Plastic netting has mostly replaced natural twine for wrapping large hay bales but the material can cause health problems when cattle ingest it. Melissa Koesler, Extension Director for Garvin County Oklahoma, says around 90% of producers now use plastic wrapping instead of biodegradable sisal twine. Some producers leave the material in their pastures when feeding, or they grind or shred bales with the bale net in place.

 Plastic bale netting offers a number of advantages in terms of baling efficiency and preservation of hay quality, Koesler says. However, she encourages producers to remove plastic netting or twine from bales and pastures whenever possible, and veterinarians to watch for health problems possibly associated with plastic materials accumulated in an animal’s rumen. Koesler notes that necropsies have found accumulations of plastic twine or netting materials in cattle digestive tracts.

North Dakota State University Extension beef cattle specialist Carl Dahlen, PhD, has studied the issue after the NDSU diagnostic laboratory diagnosed a case of acute tympany (bloat) associated with excessive net wrap ingestions. Dahlen and his team designed a test in which they placed samples of five different baling materials and hay samples as a control into rumen-cannulated steers. They placed the samples in Dacron bags, incubated them in the rumen for 14 days and measured disappearance of the baling materials. The materials tested included three types of net wrap, natural sisal twine and biodegradable twine.

After 14 days of incubation in the rumen of forage-fed steers, none of the three types of net wrap evaluated or the biodegradable twine samples disappeared from the Dacron bags. During the same period, more than 80% of the hay sample and more than 70 percent of the sisal twine disappeared.

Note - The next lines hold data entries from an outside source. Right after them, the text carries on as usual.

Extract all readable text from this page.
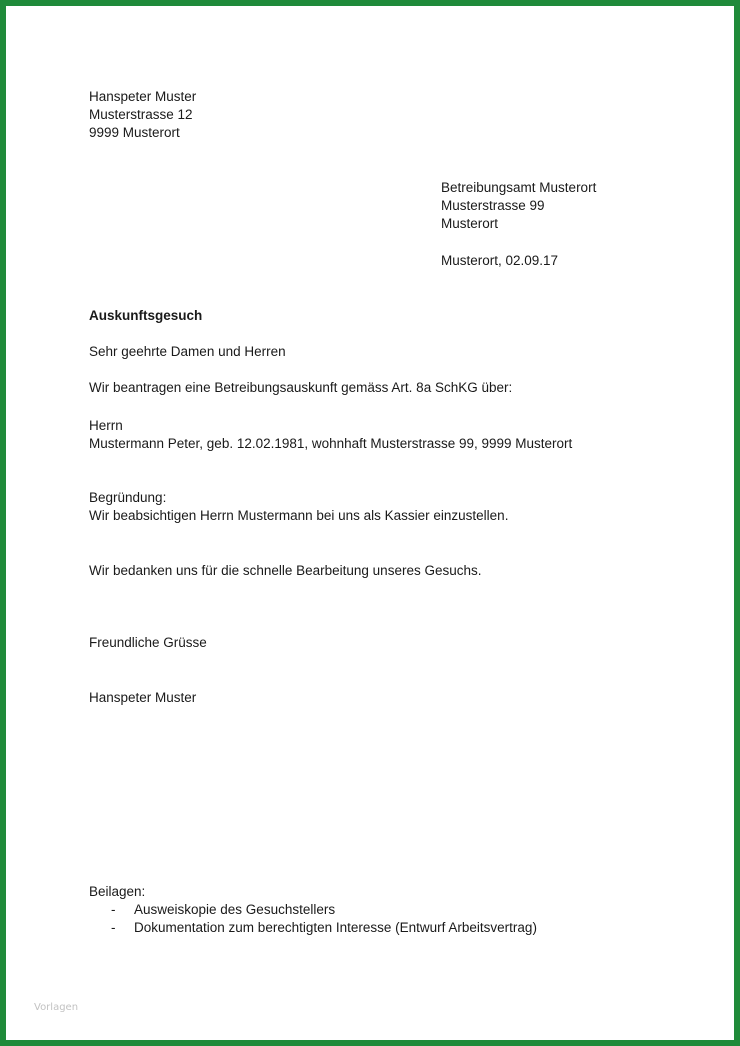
Hanspeter Muster
Musterstrasse 12
9999 Musterort
Betreibungsamt Musterort
Musterstrasse 99
Musterort
Musterort, 02.09.17
Auskunftsgesuch
Sehr geehrte Damen und Herren
Wir beantragen eine Betreibungsauskunft gemäss Art. 8a SchKG über:
Herrn
Mustermann Peter, geb. 12.02.1981, wohnhaft Musterstrasse 99, 9999 Musterort
Begründung:
Wir beabsichtigen Herrn Mustermann bei uns als Kassier einzustellen.
Wir bedanken uns für die schnelle Bearbeitung unseres Gesuchs.
Freundliche Grüsse
Hanspeter Muster
Beilagen:
- Ausweiskopie des Gesuchstellers
- Dokumentation zum berechtigten Interesse (Entwurf Arbeitsvertrag)
Vorlagen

The researchers concluded that plastic baling materials have the potential to build up in the rumen over time and possibly lead to associated complications. The risk of complications probably depends on the volume of material consumed and the size of the particles ingested. Netting that has been through a hay grinder, for example, probably passes through the digestive tract more readily than large pieces of netting left in a pasture.